К ее щекам прилила кровь.
— Хочу! Я этого не отрицаю!
— Ну, так в чем же дело?
— Но мы… мы с Джозефом столько пережили вместе! — Анна стала вдруг задумчива, воспоминания нахлынули, и она, словно была наедине с собой, позволила им прорваться. — Как мы карабкались в гору, убегали от нищеты, от бедности!.. Какой прошли путь. А теперь обратно, чуть не до дна. Но он борется, он столько работает. До упаду, до смерти! И все для нас, ничего для себя. Только для нас, для меня и детей.
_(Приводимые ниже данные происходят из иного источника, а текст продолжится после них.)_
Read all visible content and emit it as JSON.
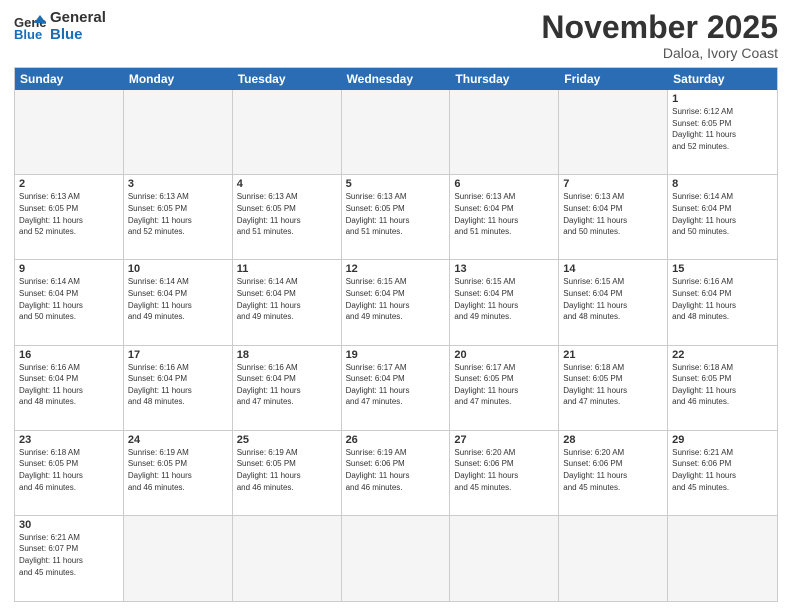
{
  "header": {
    "logo_general": "General",
    "logo_blue": "Blue",
    "month_title": "November 2025",
    "location": "Daloa, Ivory Coast"
  },
  "days_of_week": [
    "Sunday",
    "Monday",
    "Tuesday",
    "Wednesday",
    "Thursday",
    "Friday",
    "Saturday"
  ],
  "weeks": [
    [
      {
        "day": "",
        "info": ""
      },
      {
        "day": "",
        "info": ""
      },
      {
        "day": "",
        "info": ""
      },
      {
        "day": "",
        "info": ""
      },
      {
        "day": "",
        "info": ""
      },
      {
        "day": "",
        "info": ""
      },
      {
        "day": "1",
        "info": "Sunrise: 6:12 AM\nSunset: 6:05 PM\nDaylight: 11 hours\nand 52 minutes."
      }
    ],
    [
      {
        "day": "2",
        "info": "Sunrise: 6:13 AM\nSunset: 6:05 PM\nDaylight: 11 hours\nand 52 minutes."
      },
      {
        "day": "3",
        "info": "Sunrise: 6:13 AM\nSunset: 6:05 PM\nDaylight: 11 hours\nand 52 minutes."
      },
      {
        "day": "4",
        "info": "Sunrise: 6:13 AM\nSunset: 6:05 PM\nDaylight: 11 hours\nand 51 minutes."
      },
      {
        "day": "5",
        "info": "Sunrise: 6:13 AM\nSunset: 6:05 PM\nDaylight: 11 hours\nand 51 minutes."
      },
      {
        "day": "6",
        "info": "Sunrise: 6:13 AM\nSunset: 6:04 PM\nDaylight: 11 hours\nand 51 minutes."
      },
      {
        "day": "7",
        "info": "Sunrise: 6:13 AM\nSunset: 6:04 PM\nDaylight: 11 hours\nand 50 minutes."
      },
      {
        "day": "8",
        "info": "Sunrise: 6:14 AM\nSunset: 6:04 PM\nDaylight: 11 hours\nand 50 minutes."
      }
    ],
    [
      {
        "day": "9",
        "info": "Sunrise: 6:14 AM\nSunset: 6:04 PM\nDaylight: 11 hours\nand 50 minutes."
      },
      {
        "day": "10",
        "info": "Sunrise: 6:14 AM\nSunset: 6:04 PM\nDaylight: 11 hours\nand 49 minutes."
      },
      {
        "day": "11",
        "info": "Sunrise: 6:14 AM\nSunset: 6:04 PM\nDaylight: 11 hours\nand 49 minutes."
      },
      {
        "day": "12",
        "info": "Sunrise: 6:15 AM\nSunset: 6:04 PM\nDaylight: 11 hours\nand 49 minutes."
      },
      {
        "day": "13",
        "info": "Sunrise: 6:15 AM\nSunset: 6:04 PM\nDaylight: 11 hours\nand 49 minutes."
      },
      {
        "day": "14",
        "info": "Sunrise: 6:15 AM\nSunset: 6:04 PM\nDaylight: 11 hours\nand 48 minutes."
      },
      {
        "day": "15",
        "info": "Sunrise: 6:16 AM\nSunset: 6:04 PM\nDaylight: 11 hours\nand 48 minutes."
      }
    ],
    [
      {
        "day": "16",
        "info": "Sunrise: 6:16 AM\nSunset: 6:04 PM\nDaylight: 11 hours\nand 48 minutes."
      },
      {
        "day": "17",
        "info": "Sunrise: 6:16 AM\nSunset: 6:04 PM\nDaylight: 11 hours\nand 48 minutes."
      },
      {
        "day": "18",
        "info": "Sunrise: 6:16 AM\nSunset: 6:04 PM\nDaylight: 11 hours\nand 47 minutes."
      },
      {
        "day": "19",
        "info": "Sunrise: 6:17 AM\nSunset: 6:04 PM\nDaylight: 11 hours\nand 47 minutes."
      },
      {
        "day": "20",
        "info": "Sunrise: 6:17 AM\nSunset: 6:05 PM\nDaylight: 11 hours\nand 47 minutes."
      },
      {
        "day": "21",
        "info": "Sunrise: 6:18 AM\nSunset: 6:05 PM\nDaylight: 11 hours\nand 47 minutes."
      },
      {
        "day": "22",
        "info": "Sunrise: 6:18 AM\nSunset: 6:05 PM\nDaylight: 11 hours\nand 46 minutes."
      }
    ],
    [
      {
        "day": "23",
        "info": "Sunrise: 6:18 AM\nSunset: 6:05 PM\nDaylight: 11 hours\nand 46 minutes."
      },
      {
        "day": "24",
        "info": "Sunrise: 6:19 AM\nSunset: 6:05 PM\nDaylight: 11 hours\nand 46 minutes."
      },
      {
        "day": "25",
        "info": "Sunrise: 6:19 AM\nSunset: 6:05 PM\nDaylight: 11 hours\nand 46 minutes."
      },
      {
        "day": "26",
        "info": "Sunrise: 6:19 AM\nSunset: 6:06 PM\nDaylight: 11 hours\nand 46 minutes."
      },
      {
        "day": "27",
        "info": "Sunrise: 6:20 AM\nSunset: 6:06 PM\nDaylight: 11 hours\nand 45 minutes."
      },
      {
        "day": "28",
        "info": "Sunrise: 6:20 AM\nSunset: 6:06 PM\nDaylight: 11 hours\nand 45 minutes."
      },
      {
        "day": "29",
        "info": "Sunrise: 6:21 AM\nSunset: 6:06 PM\nDaylight: 11 hours\nand 45 minutes."
      }
    ],
    [
      {
        "day": "30",
        "info": "Sunrise: 6:21 AM\nSunset: 6:07 PM\nDaylight: 11 hours\nand 45 minutes."
      },
      {
        "day": "",
        "info": ""
      },
      {
        "day": "",
        "info": ""
      },
      {
        "day": "",
        "info": ""
      },
      {
        "day": "",
        "info": ""
      },
      {
        "day": "",
        "info": ""
      },
      {
        "day": "",
        "info": ""
      }
    ]
  ]
}
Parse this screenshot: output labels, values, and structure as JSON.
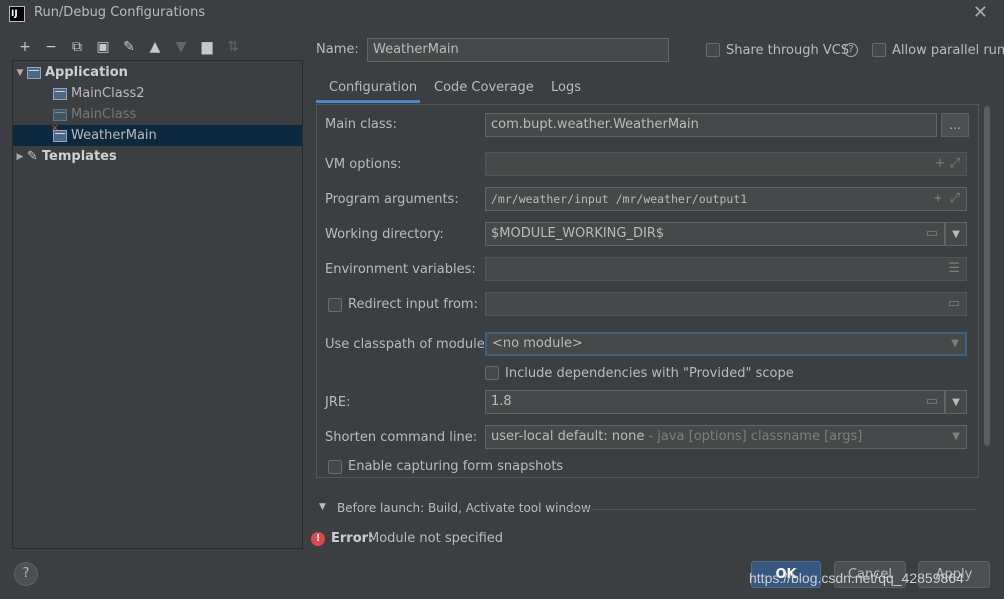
{
  "window": {
    "title": "Run/Debug Configurations",
    "logo": "IJ"
  },
  "toolbar": {
    "icons": [
      "add-icon",
      "remove-icon",
      "copy-icon",
      "save-icon",
      "wrench-icon",
      "move-up-icon",
      "move-down-icon",
      "folder-add-icon",
      "sort-icon"
    ]
  },
  "tree": {
    "application": "Application",
    "items": [
      "MainClass2",
      "MainClass",
      "WeatherMain"
    ],
    "templates": "Templates"
  },
  "name_row": {
    "label": "Name:",
    "value": "WeatherMain",
    "share_vcs": "Share through VCS",
    "parallel": "Allow parallel run"
  },
  "tabs": [
    "Configuration",
    "Code Coverage",
    "Logs"
  ],
  "form": {
    "main_class_label": "Main class:",
    "main_class": "com.bupt.weather.WeatherMain",
    "main_class_btn": "...",
    "vm_label": "VM options:",
    "vm_value": "",
    "args_label": "Program arguments:",
    "args_value": "/mr/weather/input /mr/weather/output1",
    "workdir_label": "Working directory:",
    "workdir_value": "$MODULE_WORKING_DIR$",
    "env_label": "Environment variables:",
    "env_value": "",
    "redirect_label": "Redirect input from:",
    "redirect_value": "",
    "classpath_label": "Use classpath of module:",
    "classpath_value": "<no module>",
    "include_deps": "Include dependencies with \"Provided\" scope",
    "jre_label": "JRE:",
    "jre_value": "1.8",
    "shorten_label": "Shorten command line:",
    "shorten_value": "user-local default: none",
    "shorten_hint": " - java [options] classname [args]",
    "capture_forms": "Enable capturing form snapshots"
  },
  "before_launch": "Before launch: Build, Activate tool window",
  "error": {
    "prefix": "Error:",
    "message": "Module not specified"
  },
  "buttons": {
    "help": "?",
    "ok": "OK",
    "cancel": "Cancel",
    "apply": "Apply"
  },
  "watermark": "https://blog.csdn.net/qq_42859864",
  "colors": {
    "background": "#3c3f41",
    "selection": "#0d293e",
    "accent": "#4a88c7",
    "error": "#e0464c"
  }
}
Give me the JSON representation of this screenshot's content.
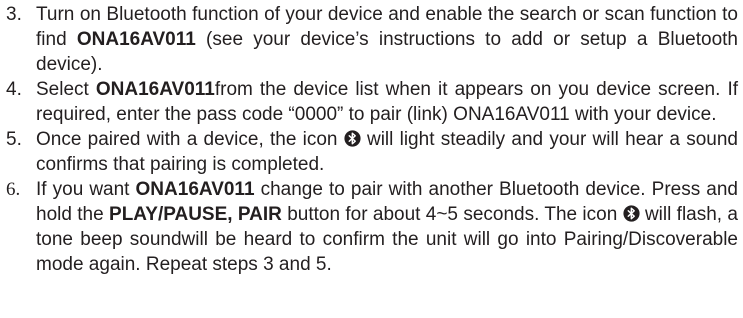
{
  "steps": [
    {
      "number": "3.",
      "parts": [
        {
          "text": "Turn on Bluetooth function of your device and enable the search or scan function to find "
        },
        {
          "text": "ONA16AV011",
          "bold": true
        },
        {
          "text": " (see your device’s instructions to add or setup a Bluetooth device)."
        }
      ]
    },
    {
      "number": "4.",
      "parts": [
        {
          "text": "Select "
        },
        {
          "text": "ONA16AV011",
          "bold": true
        },
        {
          "text": "from the device list when it appears on you device screen. If required, enter the pass code “0000” to pair (link) ONA16AV011 with your device."
        }
      ]
    },
    {
      "number": "5.",
      "parts": [
        {
          "text": "Once paired with a device, the icon "
        },
        {
          "icon": "bluetooth-icon"
        },
        {
          "text": " will light steadily and your will hear a sound confirms that pairing is completed."
        }
      ]
    },
    {
      "number": "6.",
      "number_serif": true,
      "parts": [
        {
          "text": "If you want "
        },
        {
          "text": "ONA16AV011",
          "bold": true
        },
        {
          "text": " change to pair with another Bluetooth device. Press and hold the "
        },
        {
          "text": "PLAY/PAUSE, PAIR",
          "bold": true
        },
        {
          "text": " button for about 4~5 seconds. The icon "
        },
        {
          "icon": "bluetooth-icon"
        },
        {
          "text": " will flash, a tone beep soundwill be heard to confirm the unit will go into Pairing/Discoverable mode again. Repeat steps 3 and 5."
        }
      ]
    }
  ]
}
— Для моего ребенка, — сказал Пол.
Анна вздохнула. Прерывистый вздох, похожий на всхлип.
— Как же я могу, Пол? Всадить ему нож в сердце? Погубить такого человека? И кроме того, я люблю его! Ты можешь это понять? Это другая любовь, но любовь!
Он не ответил.
— Пол, неужели ты не понимаешь?
— Как мы все несчастны! — воскликнул он с горечью. — Как я виноват!
Анна заплакала.
— Не надо, — шепнул он и аккуратно вытер ей глаза своим платком. — Нельзя идти домой с красными глазами. А то придется выдумывать оправдание… Анна, Анна, что же нам делать?
— Не знаю. Но я знаю, что не могу быть твоей женой.
— Пусть так. Но люди меняют свои решения. Я буду ждать. Вдруг ты передумаешь.
Анна покачала головой:
— Нам больше нельзя видеться. И ты это знаешь.
— А ты знаешь, что это невозможно. Ни ты, ни я этого не выдержим.
— Я тебе уже говорила: люди могут выдержать куда больше, чем кажется на первый взгляд.
— Вероятно, ты права. Но зачем мучить себя, зачем устраивать себе испытания? Я хочу видеть тебя снова, Анна, и я тебя увижу. У меня, в конце концов, есть право справляться об Айрис!
— Ну ладно, — пробормотала она. — Я что-нибудь придумаю. Пока не знаю что, но придумаю.
Она вынула из сумочки зеркальце, придирчиво осмотрела свое лицо.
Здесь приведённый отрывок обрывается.